Изменить размер шрифта - +

– Я не мог разглядеть его, – задыхаясь, выдавил он наконец. – Я видел только абрис, силуэт, очертание – очень смутное к тому же. Но этого было достаточно, чтобы вообразить весь его облик. Он передвигался на четвереньках, у него была огромная голова, косматая грива. За ним послали, и вскоре он появился вместе с Марией Куадрадо. Он прочел бумагу. Это была диспозиция предстоящего штурма.

Пока звучный, мелодичный, самый обыкновенный голос перечислял порядок выдвижения колонн, место каждого полка перед атакой, дистанции в цепи, условные сигналы, репортер сидел, снедаемый мучительным страхом и тоскою: Карлик и Журема все не возвращались. Леон еще не успел дочитать до конца, когда во исполнение первого пункта диспозиции началась артиллерийская подготовка.

– Теперь-то я знаю, что по городу били всего девять орудий, а больше шестнадцати одновременно не стреляло никогда. Но в ту ночь мне казалось, что их тысячи, что все звезды обрушились нам на голову.

От обстрела арсенал ходил ходуном, содрогались консоли, прыгала тяжелая доска прилавка; слышались грохот и треск падающих домов и кровель, взрывы, крики, а в короткие промежутки между залпами, как обычно, плачущие детские голоса. «Началось», – сказал кто-то из мятежников. Они выглянули наружу, вернулись и предупредили Леона и Марию, что им сейчас в Святилище пути нет – все в огне. Женщина заупрямилась. Жоан Большой принялся уговаривать ее, чтобы повременила: чуть только стихнет стрельба, он само лично придет за ней и за Леоном. Жагунсо ушли, а репортер понял, что Журема и Карлик – если они вообще живы – не смогут выбраться из Раншо-до-Вигарио. Еще он понял, что надвигавшийся ужас ему предстоит пережить в обществе святой и четвероногого уродца.

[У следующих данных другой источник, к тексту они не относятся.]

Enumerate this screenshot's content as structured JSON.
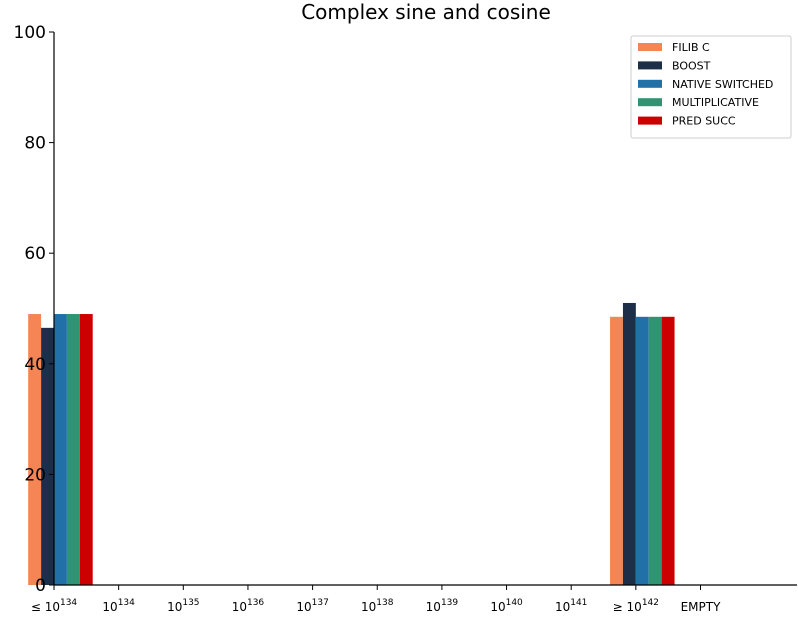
{
  "chart_data": {
    "type": "bar",
    "title": "Complex sine and cosine",
    "xlabel": "",
    "ylabel": "",
    "ylim": [
      0,
      100
    ],
    "yticks": [
      0,
      20,
      40,
      60,
      80,
      100
    ],
    "categories": [
      {
        "prefix": "≤ ",
        "base": "10",
        "exp": "134"
      },
      {
        "prefix": "",
        "base": "10",
        "exp": "134"
      },
      {
        "prefix": "",
        "base": "10",
        "exp": "135"
      },
      {
        "prefix": "",
        "base": "10",
        "exp": "136"
      },
      {
        "prefix": "",
        "base": "10",
        "exp": "137"
      },
      {
        "prefix": "",
        "base": "10",
        "exp": "138"
      },
      {
        "prefix": "",
        "base": "10",
        "exp": "139"
      },
      {
        "prefix": "",
        "base": "10",
        "exp": "140"
      },
      {
        "prefix": "",
        "base": "10",
        "exp": "141"
      },
      {
        "prefix": "≥ ",
        "base": "10",
        "exp": "142"
      },
      {
        "prefix": "",
        "base": "EMPTY",
        "exp": ""
      }
    ],
    "series": [
      {
        "name": "FILIB C",
        "color": "#f58555",
        "values": [
          49,
          0,
          0,
          0,
          0,
          0,
          0,
          0,
          0,
          48.5,
          0
        ]
      },
      {
        "name": "BOOST",
        "color": "#1d2f48",
        "values": [
          46.5,
          0,
          0,
          0,
          0,
          0,
          0,
          0,
          0,
          51,
          0
        ]
      },
      {
        "name": "NATIVE SWITCHED",
        "color": "#2171a8",
        "values": [
          49,
          0,
          0,
          0,
          0,
          0,
          0,
          0,
          0,
          48.5,
          0
        ]
      },
      {
        "name": "MULTIPLICATIVE",
        "color": "#2e9471",
        "values": [
          49,
          0,
          0,
          0,
          0,
          0,
          0,
          0,
          0,
          48.5,
          0
        ]
      },
      {
        "name": "PRED SUCC",
        "color": "#cc0000",
        "values": [
          49,
          0,
          0,
          0,
          0,
          0,
          0,
          0,
          0,
          48.5,
          0
        ]
      }
    ],
    "legend_position": "top-right",
    "grid": false
  }
}
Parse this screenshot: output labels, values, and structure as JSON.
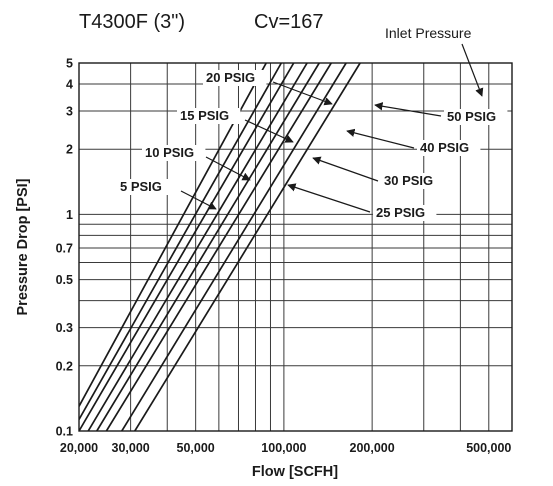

– Над чем вы смеетесь? – спросил барон.

– Да так, глупости, не стоит и рассказывать, – пробормотал репортер. Мысли его были где-то далеко, но вот он вскинул глаза и воскликнул:-Канудос очень сильно переменил мое отношение к истории, к нашей с вами стране, к людям. Но сильней всего – к себе самому.

– Судя по вашему тону, не в лучшую сторону, – заметил барон.

– Да, вы правы, – прошептал репортер. – Благодаря Канудосу я стал относиться к себе как нельзя хуже.

Не это ли произошло и с ним, с бароном де Каньябравой? Не налетел ли и на него какой-то вихрь, перевернувший всю его жизнь, заставивший отказаться от прежних привычек и расстаться с выношенными идеями? Не развеял ли его мечты, не похоронил ли иллюзии? Сердце его сжалось и оледенело, когда он представил себе, как в своем будуаре на втором этаже полулежит в качалке Эстела, а Себастьяна, сидя у нее в ногах, читает ей вслух главы любимых романов, или причесывает ее, или заводит австрийский музыкальный ящик; он снова увидел отрешенное, замкнутое, загадочное лицо той, которая когда-то была для него воплощением женской прелести, жизнерадостности, веселья, изящества, той, кто был ему дороже всего на свете. Усилием воли отогнав этот образ, он сказал первое, что пришло в голову:

– Вы упомянули Антонио Виланову? Это торговец, не правда ли? На редкость был жаден до денег и расчетлив. Я прекрасно знал и его, и Онорио. Они поставляли мне кое-какие товары. Он тоже стал святым?

– Ничего другого ему не оставалось, – снова раскатился саркастический хохот репортера. – В Канудосе особенно не поторгуешь: там не ходят республиканские деньги – это деньги Антихриста, деньги Сатаны, деньги безбожников, протестантов и масонов. Разве вы не знаете, что именно по этой причине жагунсо отбирали у солдат оружие, но не выворачивали у них карманы?

«Так, может быть, френолог не так уж ошибался? – подумал барон. – Может быть, он в безумии своем что-то угадал в безумии Канудоса?»

– Он не крестился, не молился, не бил себя в грудь, – продолжал репортер.